CEVAP: Asıl davada davalılar vekili cevap dilekçesinde özetle; davada zamanaşımı süresinin dolduğunu, davacının iddialarının yasal dayanaktan yoksun olduğunu, zararın taşınmaz maliklerinin … Şartnamesince öngörülen kurallara uyulmaması nedeniyle meydana geldiğini, müvekkili şirketlerin şebekede yaptığı çalışmalar ile olay arasında illiyet bağı olmadığını, bu nedenle husumetin müvekkili şirketlere değil taşınmaz malikine yöneltilmesi gerektiğini, ayrıca müvekkili şirketlerin yaptığı çalışmaların Ray Sigorta tarafından sigortalı olduğunu beyanla davanın reddine karar verilmesini talep etmiştir.
Birleşen davada davalılar vekili davaya cevap vermemiştir.
DELİLLERİN DEĞERLENDİRİLMESİ VE GEREKÇE: Asıl ve birleşen dava Türk Ticaret Kanunu’nun 1472. maddesi uyarınca sigortalıya ödenen tazminatın rücuan tahsili talebine ilişkindir.
Mahkememizce, dava dışı …’den davalılar ile yapılan sözleşme ve ekleri ile davacı nezdinde ayrı ayrı açılan hasar dosyaları ile poliçeler celp edilmiş, Meteoroloji Genel Müdürlüğünden olay tarihindeki yağış miktarları sorulmuş, asıl ve birleşen davada zararın tespiti ile davalıların sorumlulukları yönünden değerlendirme yapılarak rapor tanzim etmek üzere oluşturulan bilirkişi heyeti ile mahallinde keşif icra edilmiştir. Bilirkişi heyeti keşif sonrası düzenlediği kök raporda özetle; su baskını olayına maruz kalan sigortalı firmanın faaliyet gösterdiği binanın çatı yağmur sularının boru ile kanalizasyon hattına bağlanmış olması sonucu şiddetli yağışlar sırasında yağmur sularının kanalizasyon hattına dolması neticesinde suların rögarlardan geri teperek taşmasına sebebiyet verdiğini, rögardan taşan suların binanın pis su deşarj hatlarından geri teperek binaya dolduğunu, ayrıca binanın temel seviyesindeki yüzeysel yeraltı sularını tahliye etmek amacıyla yapılmış olan kuyu, motor ve deşarj sisteminin de yetersiz kalması neticesinde geri tepen suların bodrum kata yükselerek dava konusu hasara sebebiyet verdiğini, hasarın meydana gelmesinde gerekli önlemleri almayan ve yasalara aykırı şekilde yağmur sularını kanalizasyona bağlayan dava dışı sigortalının %50 ve davalıların da %50 oranında kusurlu olduklarını, davacının asıl davada hasarın %50’si olan 58.800,00 TL’yi talep edebileceğini, birleşen davada ise hasarın poliçe kapsamında olmadığını tespit ve beyan etmiştir. Rapor taraflara tebliğ edilmiş, taraf vekillerinin rapora itirazları ile davacı tarafından hasara uğradığı iddia edilen mallara ilişkin faturaların dava dışı sigortalının defterlerinde kayıtlı olup olmadığı ve hasara uğrayan malların imha edildikleri beyan edildiğinden talep edilen tazminatın kadri marufunda olup olmadığı hususunda heyetten ek rapor alınmıştır.

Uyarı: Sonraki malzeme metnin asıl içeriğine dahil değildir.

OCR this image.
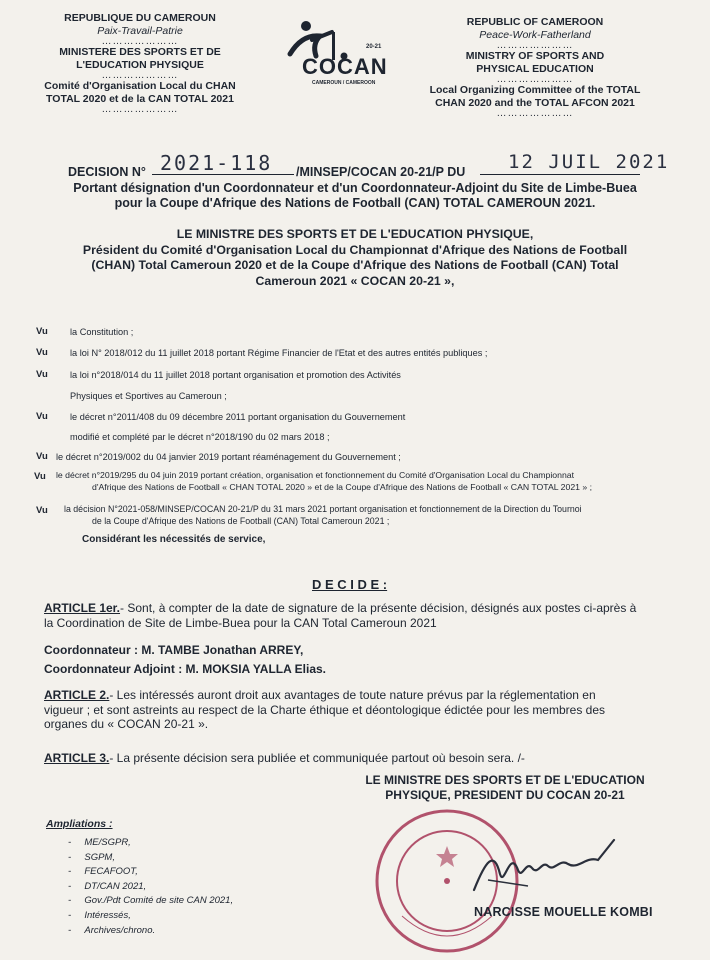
REPUBLIQUE DU CAMEROUN
Paix-Travail-Patrie
…………………
MINISTERE DES SPORTS ET DE
L'EDUCATION PHYSIQUE
…………………
Comité d'Organisation Local du CHAN
TOTAL 2020 et de la CAN TOTAL 2021
…………………
20-21
COCAN
CAMEROUN / CAMEROON
REPUBLIC OF CAMEROON
Peace-Work-Fatherland
…………………
MINISTRY OF SPORTS AND
PHYSICAL EDUCATION
…………………
Local Organizing Committee of the TOTAL
CHAN 2020 and the TOTAL AFCON 2021
…………………
DECISION N° 2021-118 /MINSEP/COCAN 20-21/P DU 12 JUIL 2021
Portant désignation d'un Coordonnateur et d'un Coordonnateur-Adjoint du Site de Limbe-Buea
pour la Coupe d'Afrique des Nations de Football (CAN) TOTAL CAMEROUN 2021.
LE MINISTRE DES SPORTS ET DE L'EDUCATION PHYSIQUE,
Président du Comité d'Organisation Local du Championnat d'Afrique des Nations de Football
(CHAN) Total Cameroun 2020 et de la Coupe d'Afrique des Nations de Football (CAN) Total
Cameroun 2021 « COCAN 20-21 »,
Vu la Constitution ;
Vu la loi N° 2018/012 du 11 juillet 2018 portant Régime Financier de l'Etat et des autres entités publiques ;
Vu la loi n°2018/014 du 11 juillet 2018 portant organisation et promotion des Activités
Physiques et Sportives au Cameroun ;
Vu le décret n°2011/408 du 09 décembre 2011 portant organisation du Gouvernement
modifié et complété par le décret n°2018/190 du 02 mars 2018 ;
Vu le décret n°2019/002 du 04 janvier 2019 portant réaménagement du Gouvernement ;
Vu le décret n°2019/295 du 04 juin 2019 portant création, organisation et fonctionnement du Comité d'Organisation Local du Championnat
d'Afrique des Nations de Football « CHAN TOTAL 2020 » et de la Coupe d'Afrique des Nations de Football « CAN TOTAL 2021 » ;
Vu la décision N°2021-058/MINSEP/COCAN 20-21/P du 31 mars 2021 portant organisation et fonctionnement de la Direction du Tournoi
de la Coupe d'Afrique des Nations de Football (CAN) Total Cameroun 2021 ;
Considérant les nécessités de service,
D E C I D E :
ARTICLE 1er.- Sont, à compter de la date de signature de la présente décision, désignés aux postes ci-après à
la Coordination de Site de Limbe-Buea pour la CAN Total Cameroun 2021
Coordonnateur : M. TAMBE Jonathan ARREY,
Coordonnateur Adjoint : M. MOKSIA YALLA Elias.
ARTICLE 2.- Les intéressés auront droit aux avantages de toute nature prévus par la réglementation en
vigueur ; et sont astreints au respect de la Charte éthique et déontologique édictée pour les membres des
organes du « COCAN 20-21 ».
ARTICLE 3.- La présente décision sera publiée et communiquée partout où besoin sera. /-
LE MINISTRE DES SPORTS ET DE L'EDUCATION
PHYSIQUE, PRESIDENT DU COCAN 20-21
NARCISSE MOUELLE KOMBI
Ampliations :
-     ME/SGPR,
-     SGPM,
-     FECAFOOT,
-     DT/CAN 2021,
-     Gov./Pdt Comité de site CAN 2021,
-     Intéressés,
-     Archives/chrono.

Bilirkişi heyeti 19/02/2014 tarihli ek raporda özetle; keşif ve incelemeler sırasında yapılan tespitler sonucunda su baskının meydana geliş şekline göre yapılan kusur değerlendirmesinde itirazlar nedeniyle herhangi bir değişikliğe gerek bulunmadığını, davalıların su ve kanal yapımı, bakım ve rehabilitasyon işi kapsamında mevcut kanalların bakımını üstlendiklerini, davalılar tarafından olayın meydana geldiği sokakta hangi işlerin yapıldığının bilinmediğini ancak keşif sırasında mevcut kanala sıvama yapıldığının beyan edildiğini, bu nedenle kök rapordaki davalıların zarardan sorumluluklarına dair tespitte değişiklik olmadığını ve kök rapordaki beyanlarını tekrar etmiştir. Ek raporda Mahkememizce tespiti istenilen tüm hususlar ve birleşen dosya yönünden herhangi bir değerlendirme yapılmadığından heyetten ikinci ve üçüncü kez ek rapor alınmıştır. Üçüncü ek raporda; dava dışı sigortalının ticari defterlerinin usulüne uygun olarak tutulmuş oldukları ve davaya esas zarara uğradığı iddia edilen mallara ilişkin faturaların defterlerde kayıtlı oldukları tespit edilmiştir.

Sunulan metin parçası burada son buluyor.